21. Bakteri

69.2K 6.2K 76
                                    

"She said 'I remember loving you, all of the good shit and all the bad shit too. Yeah, I remember hating you, for all the right things you never tried to do'."

Suitcase - Matthew Koma

***

"Menurut kamu, cinta itu gimana?"

Alta mendongak dari piring nasi gorengnya, menatap temannya yang sedang patah hati habis-habisan tiga hari belakangan ini. Tari terlihat sedang melamun sambil meminum teh kemasan dingin. Gadis itu menyuap sesendok nasi sebelum menjawab pertanyaan Tari, "Cinta yang dari Jurusan Manajemen? Baik anaknya, waktu itu minjemin aku buku."

Teman Alta itu memutar bola matanya, "Cinta as in perasaan, bukan orang."

"Menyenangkan," jawab Alta singkat.

Bahu Tari merosot. "Menurut gue—" ia memulai, namun Alta mengangkat tangannya dan temannya diam seketika.

"Menyenangkan, kalau kamu lagi gak patah hati, kalau kamu gak lagi long distance relationship, kalau kamu lagi gak unrequitted love, kalau kamu lagi gak marahan sama pacar kamu atau ada masalah.

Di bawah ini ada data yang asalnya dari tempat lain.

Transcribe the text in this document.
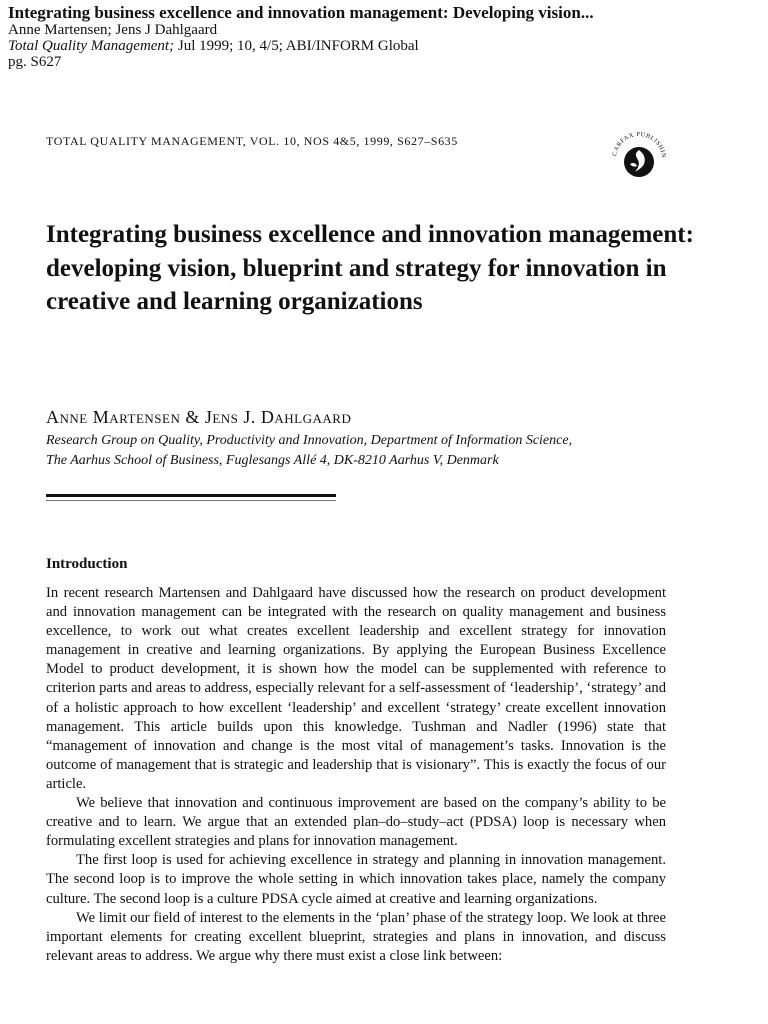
Integrating business excellence and innovation management: Developing vision...
Anne Martensen; Jens J Dahlgaard
Total Quality Management; Jul 1999; 10, 4/5; ABI/INFORM Global
pg. S627
TOTAL QUALITY MANAGEMENT, VOL. 10, NOS 4&5, 1999, S627–S635
CARFAX PUBLISHIN
Integrating business excellence and innovation management: developing vision, blueprint and strategy for innovation in creative and learning organizations
Anne Martensen & Jens J. Dahlgaard
Research Group on Quality, Productivity and Innovation, Department of Information Science,
The Aarhus School of Business, Fuglesangs Allé 4, DK-8210 Aarhus V, Denmark
Introduction

In recent research Martensen and Dahlgaard have discussed how the research on product development and innovation management can be integrated with the research on quality management and business excellence, to work out what creates excellent leadership and excellent strategy for innovation management in creative and learning organizations. By applying the European Business Excellence Model to product development, it is shown how the model can be supplemented with reference to criterion parts and areas to address, especially relevant for a self-assessment of ‘leadership’, ‘strategy’ and of a holistic approach to how excellent ‘leadership’ and excellent ‘strategy’ create excellent innovation management. This article builds upon this knowledge. Tushman and Nadler (1996) state that “management of innovation and change is the most vital of management’s tasks. Innovation is the outcome of management that is strategic and leadership that is visionary”. This is exactly the focus of our article.

We believe that innovation and continuous improvement are based on the company’s ability to be creative and to learn. We argue that an extended plan–do–study–act (PDSA) loop is necessary when formulating excellent strategies and plans for innovation management.

The first loop is used for achieving excellence in strategy and planning in innovation management. The second loop is to improve the whole setting in which innovation takes place, namely the company culture. The second loop is a culture PDSA cycle aimed at creative and learning organizations.

We limit our field of interest to the elements in the ‘plan’ phase of the strategy loop. We look at three important elements for creating excellent blueprint, strategies and plans in innovation, and discuss relevant areas to address. We argue why there must exist a close link between:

Menyenangkan kalau hubungannya kaya jalan tol, bebas hambatan."

Cewek di seberang meja kini menatap Alta dengan tatapan menyelidik, kedua tangannya terlipat di di atas meja. "Gak ngerti, kamu yang paling sering diejek jomblo tapi sering ngasih saran ke yang pacaran, bener lagi sarannya. Terus tiba-tiba tunangan paling duluan."

"Kan, udah dibilangin, jangan reunian yang ada mantan kalau gak pergi bareng pacar, nginep lagi." Alta mendengus, diberi hadiah cubitan di tangannya oleh Tari. "Jangan ngalihin pembicaraan, kamu dulu pacaran sama siapa sampe bisa jago gitu?"

Sambil mengelus tangannya yang dicubit tadi, Alta memandang tajam si pelaku. "Itu, ya, pake logikanya aja. Kalau kamu di posisi cowoknya bakal suka apa enggak."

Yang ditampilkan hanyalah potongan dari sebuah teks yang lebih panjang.